第6話 猫耳少女との出会い!「お前は何者ニャ!?」
俺の目の前に青いオーブが浮かんでいた。
青いオーブに触ると、次の階層へワープできる。
新宿ダンジョンは全3階層。
つまり、3回青いオーブを見つければクリアだ。
ダンジョンは毎回姿を変えるが、その原則は変わらない。
ちなみに国内最難関の富士山ダンジョンになると、全50階層もあるという。
『次の階層に進むんですか?』
はるるんさんは少し心配そうだ。

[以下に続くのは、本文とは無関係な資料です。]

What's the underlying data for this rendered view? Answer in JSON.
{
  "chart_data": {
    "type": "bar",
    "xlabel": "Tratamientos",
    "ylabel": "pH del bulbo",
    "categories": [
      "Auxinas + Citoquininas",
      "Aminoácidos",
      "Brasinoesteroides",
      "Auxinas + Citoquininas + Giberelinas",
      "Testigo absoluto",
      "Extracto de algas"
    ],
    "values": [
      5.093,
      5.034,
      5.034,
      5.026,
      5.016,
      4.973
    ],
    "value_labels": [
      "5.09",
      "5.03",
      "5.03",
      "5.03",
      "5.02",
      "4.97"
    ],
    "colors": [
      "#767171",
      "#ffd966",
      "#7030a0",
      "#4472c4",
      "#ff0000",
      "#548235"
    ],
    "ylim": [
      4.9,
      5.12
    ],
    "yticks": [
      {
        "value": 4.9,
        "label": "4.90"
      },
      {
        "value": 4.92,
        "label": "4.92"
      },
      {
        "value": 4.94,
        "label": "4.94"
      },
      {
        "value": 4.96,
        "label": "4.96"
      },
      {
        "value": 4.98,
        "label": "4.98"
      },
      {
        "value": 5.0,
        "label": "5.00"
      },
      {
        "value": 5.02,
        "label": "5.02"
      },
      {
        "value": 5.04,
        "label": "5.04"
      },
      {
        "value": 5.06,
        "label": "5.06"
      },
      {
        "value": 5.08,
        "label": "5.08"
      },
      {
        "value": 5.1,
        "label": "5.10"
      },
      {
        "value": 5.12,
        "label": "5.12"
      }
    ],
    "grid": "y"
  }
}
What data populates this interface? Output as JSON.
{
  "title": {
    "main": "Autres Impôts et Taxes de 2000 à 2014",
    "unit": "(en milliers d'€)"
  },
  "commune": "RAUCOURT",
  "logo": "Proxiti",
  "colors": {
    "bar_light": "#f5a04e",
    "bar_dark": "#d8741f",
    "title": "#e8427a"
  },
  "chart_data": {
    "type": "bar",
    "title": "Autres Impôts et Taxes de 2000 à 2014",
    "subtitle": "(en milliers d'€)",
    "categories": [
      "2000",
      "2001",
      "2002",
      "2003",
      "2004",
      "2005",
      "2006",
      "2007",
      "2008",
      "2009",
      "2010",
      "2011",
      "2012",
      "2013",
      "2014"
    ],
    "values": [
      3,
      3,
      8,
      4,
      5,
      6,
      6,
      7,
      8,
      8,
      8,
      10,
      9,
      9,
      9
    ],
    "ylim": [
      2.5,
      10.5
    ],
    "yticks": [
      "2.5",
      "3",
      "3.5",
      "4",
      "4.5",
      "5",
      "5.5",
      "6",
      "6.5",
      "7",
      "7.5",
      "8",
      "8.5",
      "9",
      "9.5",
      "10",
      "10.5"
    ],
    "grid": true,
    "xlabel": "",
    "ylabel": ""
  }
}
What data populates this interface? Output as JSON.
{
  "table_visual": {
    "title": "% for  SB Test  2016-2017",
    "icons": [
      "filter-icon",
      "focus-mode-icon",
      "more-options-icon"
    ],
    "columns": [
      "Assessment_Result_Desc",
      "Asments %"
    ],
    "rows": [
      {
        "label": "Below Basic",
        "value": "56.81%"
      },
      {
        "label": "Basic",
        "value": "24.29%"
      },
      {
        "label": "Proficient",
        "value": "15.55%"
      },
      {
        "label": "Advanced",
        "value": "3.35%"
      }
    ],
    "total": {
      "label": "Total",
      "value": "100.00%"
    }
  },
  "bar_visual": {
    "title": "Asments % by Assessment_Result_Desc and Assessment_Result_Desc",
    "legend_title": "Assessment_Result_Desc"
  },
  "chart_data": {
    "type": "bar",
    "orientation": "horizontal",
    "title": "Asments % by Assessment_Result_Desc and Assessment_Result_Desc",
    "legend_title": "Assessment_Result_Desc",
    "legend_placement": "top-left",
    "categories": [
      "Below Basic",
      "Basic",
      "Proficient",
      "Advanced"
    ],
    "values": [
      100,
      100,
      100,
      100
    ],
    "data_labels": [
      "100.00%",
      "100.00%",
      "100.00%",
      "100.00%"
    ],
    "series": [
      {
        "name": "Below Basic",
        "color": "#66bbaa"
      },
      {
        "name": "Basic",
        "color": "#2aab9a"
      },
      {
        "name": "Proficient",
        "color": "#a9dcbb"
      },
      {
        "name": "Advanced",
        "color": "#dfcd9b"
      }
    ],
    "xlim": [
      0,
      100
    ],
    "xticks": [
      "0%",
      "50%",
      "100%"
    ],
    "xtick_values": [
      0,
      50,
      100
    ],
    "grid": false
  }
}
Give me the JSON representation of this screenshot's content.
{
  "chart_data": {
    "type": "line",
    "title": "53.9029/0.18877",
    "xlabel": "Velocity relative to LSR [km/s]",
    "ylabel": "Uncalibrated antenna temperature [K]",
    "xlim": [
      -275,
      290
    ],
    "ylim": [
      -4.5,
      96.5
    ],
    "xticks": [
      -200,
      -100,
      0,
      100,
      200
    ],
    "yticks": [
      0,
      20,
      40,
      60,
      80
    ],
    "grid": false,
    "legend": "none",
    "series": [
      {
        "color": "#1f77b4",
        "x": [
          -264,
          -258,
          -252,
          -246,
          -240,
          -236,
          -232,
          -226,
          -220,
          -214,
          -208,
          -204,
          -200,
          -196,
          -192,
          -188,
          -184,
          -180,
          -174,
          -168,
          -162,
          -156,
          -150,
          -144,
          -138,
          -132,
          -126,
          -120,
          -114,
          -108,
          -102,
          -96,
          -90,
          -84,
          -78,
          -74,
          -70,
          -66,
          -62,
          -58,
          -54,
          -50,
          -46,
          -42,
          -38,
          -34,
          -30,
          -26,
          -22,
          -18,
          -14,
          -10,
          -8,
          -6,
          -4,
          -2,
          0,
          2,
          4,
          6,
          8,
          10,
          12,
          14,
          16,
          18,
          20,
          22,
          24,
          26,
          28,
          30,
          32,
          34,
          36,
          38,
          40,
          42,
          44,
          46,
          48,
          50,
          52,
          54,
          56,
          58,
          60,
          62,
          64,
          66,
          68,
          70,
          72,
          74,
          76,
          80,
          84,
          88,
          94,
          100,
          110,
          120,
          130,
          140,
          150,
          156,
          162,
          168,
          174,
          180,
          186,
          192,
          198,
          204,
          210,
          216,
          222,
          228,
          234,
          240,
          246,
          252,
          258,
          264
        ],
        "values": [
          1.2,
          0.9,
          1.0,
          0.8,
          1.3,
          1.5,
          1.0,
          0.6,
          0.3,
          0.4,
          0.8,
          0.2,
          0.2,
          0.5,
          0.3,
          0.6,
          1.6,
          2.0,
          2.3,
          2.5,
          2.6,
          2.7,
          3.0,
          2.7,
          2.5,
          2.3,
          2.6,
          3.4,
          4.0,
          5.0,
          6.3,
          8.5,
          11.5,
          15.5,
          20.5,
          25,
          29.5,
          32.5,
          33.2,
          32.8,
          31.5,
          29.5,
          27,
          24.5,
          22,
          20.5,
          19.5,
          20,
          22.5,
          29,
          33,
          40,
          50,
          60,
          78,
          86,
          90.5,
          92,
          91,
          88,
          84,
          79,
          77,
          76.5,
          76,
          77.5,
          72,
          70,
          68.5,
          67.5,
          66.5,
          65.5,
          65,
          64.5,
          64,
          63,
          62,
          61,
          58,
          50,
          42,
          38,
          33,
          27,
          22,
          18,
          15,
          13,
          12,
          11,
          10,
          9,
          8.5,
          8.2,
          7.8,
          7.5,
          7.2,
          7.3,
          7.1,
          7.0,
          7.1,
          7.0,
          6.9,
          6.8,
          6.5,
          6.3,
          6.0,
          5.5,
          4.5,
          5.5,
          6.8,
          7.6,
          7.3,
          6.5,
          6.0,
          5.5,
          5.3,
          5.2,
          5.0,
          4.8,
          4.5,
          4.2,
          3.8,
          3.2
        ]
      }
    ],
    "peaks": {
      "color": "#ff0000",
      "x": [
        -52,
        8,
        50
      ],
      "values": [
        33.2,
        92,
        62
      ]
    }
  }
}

機械音声でもそれが伝わってくる。
「このままここにいても仕方がありませんから」
俺は青いオーブに右手を触れた。
強くまぶしい光があふれ、俺は新宿ダンジョンの第2階層へとワープした。
第2階層に着くと、俺は木々に囲まれた四角い広場の中心にいた。
ちなみにマホメラは階層をワープしても自動でついてきてくれる仕様だ。
辺りを見回してもモンスターの気配はない。
(森林型ダンジョンか……初めてだな)
池袋ダンジョンで行った実地訓練でも、森林型ダンジョンは現れなかった。
試しに俺は木に手を伸ばしてみたが、触ることはできない。
その前に、透明な壁にはじかれてしまう。
「本当に、この木はイミテーションなんだな」
森林型ダンジョンがどういう場所かは学園で学んだ。
基本的には洞窟型と同じく、細長い通路と四角い広場で構成されている。
一見すると周囲は木で囲まれているし、森の中へ入って行けそうだが、実際には透明な壁で囲まれている。
ただし、違うのは……
『空斗さん、上です!』
分かっている。
森型ダンジョンは洞窟型と違って、天井はない。
空飛ぶモンスターが襲いかかってきた。
「吸血蛾か」
普通の蛾の10倍以上の大きさで、人間の血を吸うのが大好きという危険な虫型モンスター。
強敵ではないが、空を飛ぶため剣での対処は難しい。
教科書にはそう書かれていた。
だが……
(大丈夫、今の俺なら)
俺はロングソードを片手に、その場で跳躍した。
『うそ!?』
はるるんさんが驚愕の声を上げている間に、俺は吸血蛾を上空で切り捨てた。
吸血蛾は黒い霧となり、小さな赤い魔石を落とした。
まあ、こんなものだろう。
しょせんは雑魚モンスターだ。
今の俺の敵じゃない。
「よし!」
俺が両手をグッと握りしめると、はるるんさんが言った。
『「よし!」じゃありませんよ! いま、3メートルくらい飛び上がっていましたよ!? おかしいですよ、物理的にあり得ません!!』
たしかに。
普通の人間はあんなにジャンプできないだろう。
だがなぜかな。
吸血蛾と戦う前から、俺はできると確信していた。
「この腕輪のおかげですよ、きっと」
『はあ、さすが未確認レアモンスターの落とし物ですね』
吸血蛾を倒し、俺は通路へと進んだ。
すると、すぐに次の広場に着いた。
その広場には女神像があった。
「女神の間か。ちょっと水分補給しておきます」
ここなら、あらゆるモンスターは入って来れない。
空飛ぶモンスターすらだ。
俺は地面に座り、リュックの中からペットボトルを取り出した。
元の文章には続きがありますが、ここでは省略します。